Description of Business, page 2
| 1. | We note that the revised disclosure refers to “the EECT agreement” in the fourth paragraph. Explain the meaning of any acronym or abbreviation when introduced in the document so that the reader may understand the significance of this term. We note the disclosure on page seven. |
RESPONSE:We have amended the fourth paragraph on page 2 of the filing under the heading “Overview” to properly define “EECT” as follows:
“After deployment of FP250 development and field test units in 2011 and 2012, we currently anticipate shipment of the first commercial FP250 in late 2013 to the Netherlands in fulfillment of the Efficient Energy Conversion Turbo Machinery, B.V. (“EECT”) agreement, although we cannot provide any assurance that we will be able to ship the FP250 on such timeframe or that we will receive orders in the future or that, if received, that we will be able to fill them.”
Our Technology, page 4
| 2. | We note your revisions in response to comment six of our letter dated August 6, 2013. However, we note that the disclosure on page nine states that you commissioned the FP250 field test at the U.S. Army base at Fort Benning, Georgia.

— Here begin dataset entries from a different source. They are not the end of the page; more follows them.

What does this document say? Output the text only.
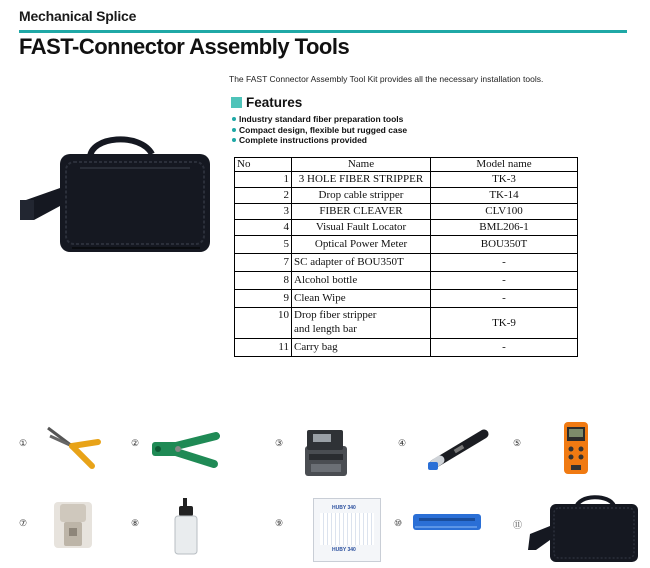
Mechanical Splice
FAST-Connector Assembly Tools
The FAST Connector Assembly Tool Kit provides all the necessary installation tools.
Features
Industry standard fiber preparation tools
Compact design, flexible but rugged case
Complete instructions provided
No	Name	Model name
1	3 HOLE FIBER STRIPPER	TK-3
2	Drop cable stripper	TK-14
3	FIBER CLEAVER	CLV100
4	Visual Fault Locator	BML206-1
5	Optical Power Meter	BOU350T
7	SC adapter of BOU350T	-
8	Alcohol bottle	-
9	Clean Wipe	-
10	Drop fiber stripper
and length bar	TK-9
11	Carry bag	-
①	②	③	④	⑤
⑦	⑧	⑨
HUBY 340
HUBY 340
⑩	⑪
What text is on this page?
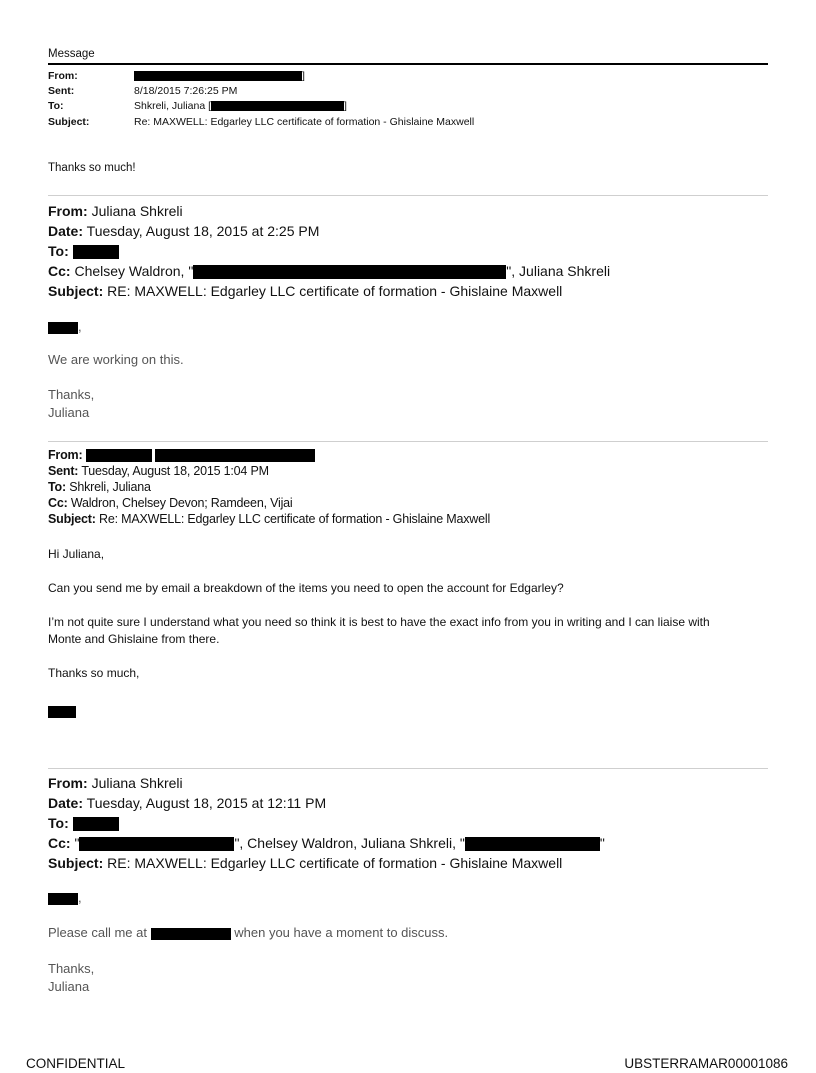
Message
From:	]
Sent:	8/18/2015 7:26:25 PM
To:	Shkreli, Juliana [	]
Subject:	Re: MAXWELL: Edgarley LLC certificate of formation - Ghislaine Maxwell
Thanks so much!
From: Juliana Shkreli
Date: Tuesday, August 18, 2015 at 2:25 PM
To:
Cc: Chelsey Waldron, "	", Juliana Shkreli
Subject: RE: MAXWELL: Edgarley LLC certificate of formation - Ghislaine Maxwell
,
We are working on this.
Thanks,
Juliana
From:
Sent: Tuesday, August 18, 2015 1:04 PM
To: Shkreli, Juliana
Cc: Waldron, Chelsey Devon; Ramdeen, Vijai
Subject: Re: MAXWELL: Edgarley LLC certificate of formation - Ghislaine Maxwell
Hi Juliana,
Can you send me by email a breakdown of the items you need to open the account for Edgarley?
I’m not quite sure I understand what you need so think it is best to have the exact info from you in writing and I can liaise with
Monte and Ghislaine from there.
Thanks so much,
From: Juliana Shkreli
Date: Tuesday, August 18, 2015 at 12:11 PM
To:
Cc: "	", Chelsey Waldron, Juliana Shkreli, "	"
Subject: RE: MAXWELL: Edgarley LLC certificate of formation - Ghislaine Maxwell
,
Please call me at	when you have a moment to discuss.
Thanks,
Juliana
CONFIDENTIAL	UBSTERRAMAR00001086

Please reconcile your disclosure. Please also clarify what is meant by the statement that your technology “underwent testing and verification completed by an independent third party.” To the extent that you are referring to SRI as the third party, please clearly state this in the disclosure. |
RESPONSE:We have amended our disclosures in the first paragraph under the section heading “FP250 Field Test Unit” on page 9 of the filing to reconcile it with our previously revised disclosure on page 4 in response to comment six of your letter dated August 6, 2013 and to clarify that Southern Research Institute (“SRI”) commissioned the first FP250 field test unit, as follows:
U.S. Securities and Exchange Commission
Ms. Pamela Long, Mr. Edward Kelly and Ms. Erin K. Jaskot
October 7, 2013
Page 2
“In November 2011, Southern Research Institute (“SRI”) commissioned the first FP250 field test unit at the U.S. Army base at Fort Benning, Georgia. The Fort Benning FP250 project was funded by the DoD Environmental Security Technology Certification Program (“ESTCP”), which seeks innovative and cost-effective technologies to address high-priority environmental and energy requirements for the DoD. We were a subcontractor to SRI, a not-for-profit 501(c)(3) scientific research organization that conducts advanced research in environmental, energy, and other fields.”

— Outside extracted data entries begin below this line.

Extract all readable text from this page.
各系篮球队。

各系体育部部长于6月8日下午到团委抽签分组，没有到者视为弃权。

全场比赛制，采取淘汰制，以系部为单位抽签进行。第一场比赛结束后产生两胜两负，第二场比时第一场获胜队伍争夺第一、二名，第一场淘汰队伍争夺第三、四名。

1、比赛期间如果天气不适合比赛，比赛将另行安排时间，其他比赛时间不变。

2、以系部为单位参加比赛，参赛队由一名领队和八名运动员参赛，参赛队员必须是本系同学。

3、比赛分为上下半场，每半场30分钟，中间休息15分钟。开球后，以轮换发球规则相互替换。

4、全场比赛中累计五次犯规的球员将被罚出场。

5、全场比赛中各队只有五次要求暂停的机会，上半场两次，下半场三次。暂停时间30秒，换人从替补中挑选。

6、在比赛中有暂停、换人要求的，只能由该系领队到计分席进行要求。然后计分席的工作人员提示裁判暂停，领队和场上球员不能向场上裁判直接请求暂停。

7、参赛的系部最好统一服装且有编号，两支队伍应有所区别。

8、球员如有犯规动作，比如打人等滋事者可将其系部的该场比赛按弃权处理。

We have also amended the third paragraph on page 4 of the filing to clarify that SRI was the independent third party that tested and verified our technology, as follows:
Our Gradual Oxidation technology has completed a number of development and deployment milestones in the last several years. In 2012, our technology underwent testing and verification completed by Southern Research Institute (“SRI”) as part of U.S. Department of Defense (“DoD”) demonstration program. We did not commission any of the testing of the field test unit. In connection with the DoD demonstration program, SRI commissioned the testing, which was performed by Integrity Air Monitoring, Inc., on behalf of SRI. SRI is a not-for-profit 501(c)(3) scientific research organization that conducts advanced research in environmental, energy, and other fields, We were a subcontractor to SRI.”

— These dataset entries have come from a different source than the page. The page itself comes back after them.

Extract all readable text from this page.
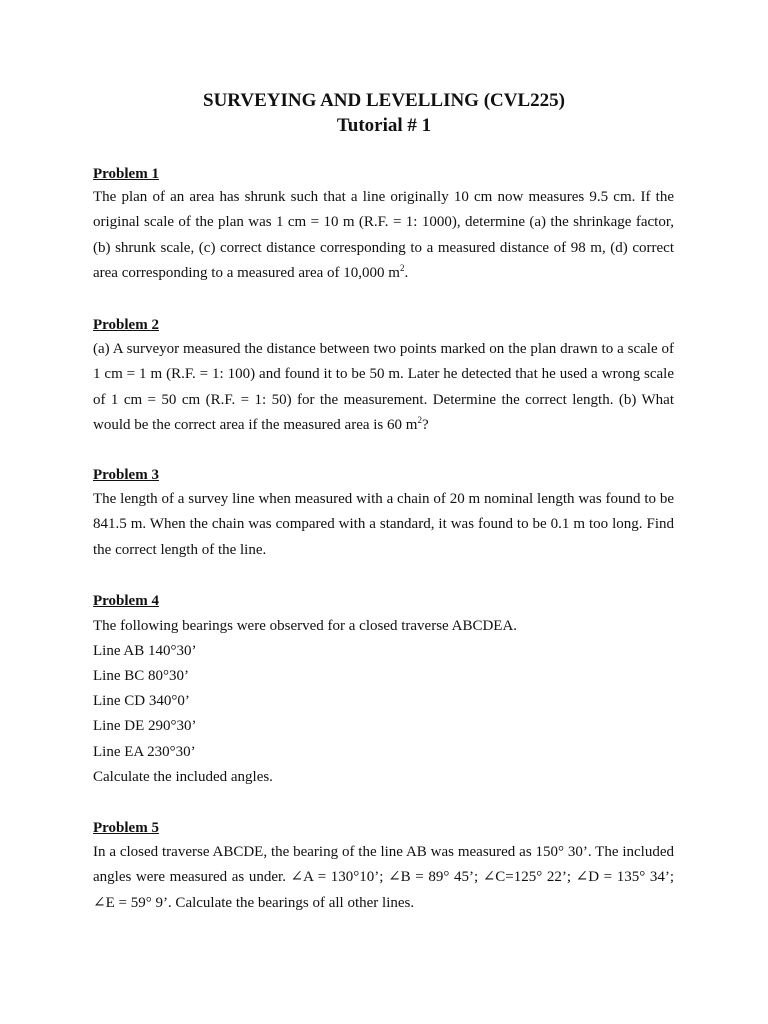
SURVEYING AND LEVELLING (CVL225)
Tutorial # 1
Problem 1
The plan of an area has shrunk such that a line originally 10 cm now measures 9.5 cm. If the original scale of the plan was 1 cm = 10 m (R.F. = 1: 1000), determine (a) the shrinkage factor, (b) shrunk scale, (c) correct distance corresponding to a measured distance of 98 m, (d) correct area corresponding to a measured area of 10,000 $m^2$.
Problem 2
(a) A surveyor measured the distance between two points marked on the plan drawn to a scale of 1 cm = 1 m (R.F. = 1: 100) and found it to be 50 m. Later he detected that he used a wrong scale of 1 cm = 50 cm (R.F. = 1: 50) for the measurement. Determine the correct length. (b) What would be the correct area if the measured area is 60 $m^2$?
Problem 3
The length of a survey line when measured with a chain of 20 m nominal length was found to be 841.5 m. When the chain was compared with a standard, it was found to be 0.1 m too long. Find the correct length of the line.
Problem 4
The following bearings were observed for a closed traverse ABCDEA.
Line AB 140°30’
Line BC 80°30’
Line CD 340°0’
Line DE 290°30’
Line EA 230°30’
Calculate the included angles.
Problem 5
In a closed traverse ABCDE, the bearing of the line AB was measured as 150° 30’. The included angles were measured as under. ∠A = 130°10’; ∠B = 89° 45’; ∠C=125° 22’; ∠D = 135° 34’; ∠E = 59° 9’. Calculate the bearings of all other lines.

A Note About Forward-Looking Statements, page 21
| 3. | We note your response to comment 13 of our letter dated August 6, 2013. Please delete your reference to the safe harbor of the Private Securities Litigation Reform Act of 1995 as it does not appear that you are eligible to rely on this safe harbor. We note that Section 21E(b)(1)(C) provides that the safe harbor is not applicable to an issuer of penny stock, regardless of whether the company is offering securities through the report containing such statements. |
RESPONSE:We have deleted the references to the safe harbor of the Private Securities Litigation Reform Act of 1995 on page 21 of the filing.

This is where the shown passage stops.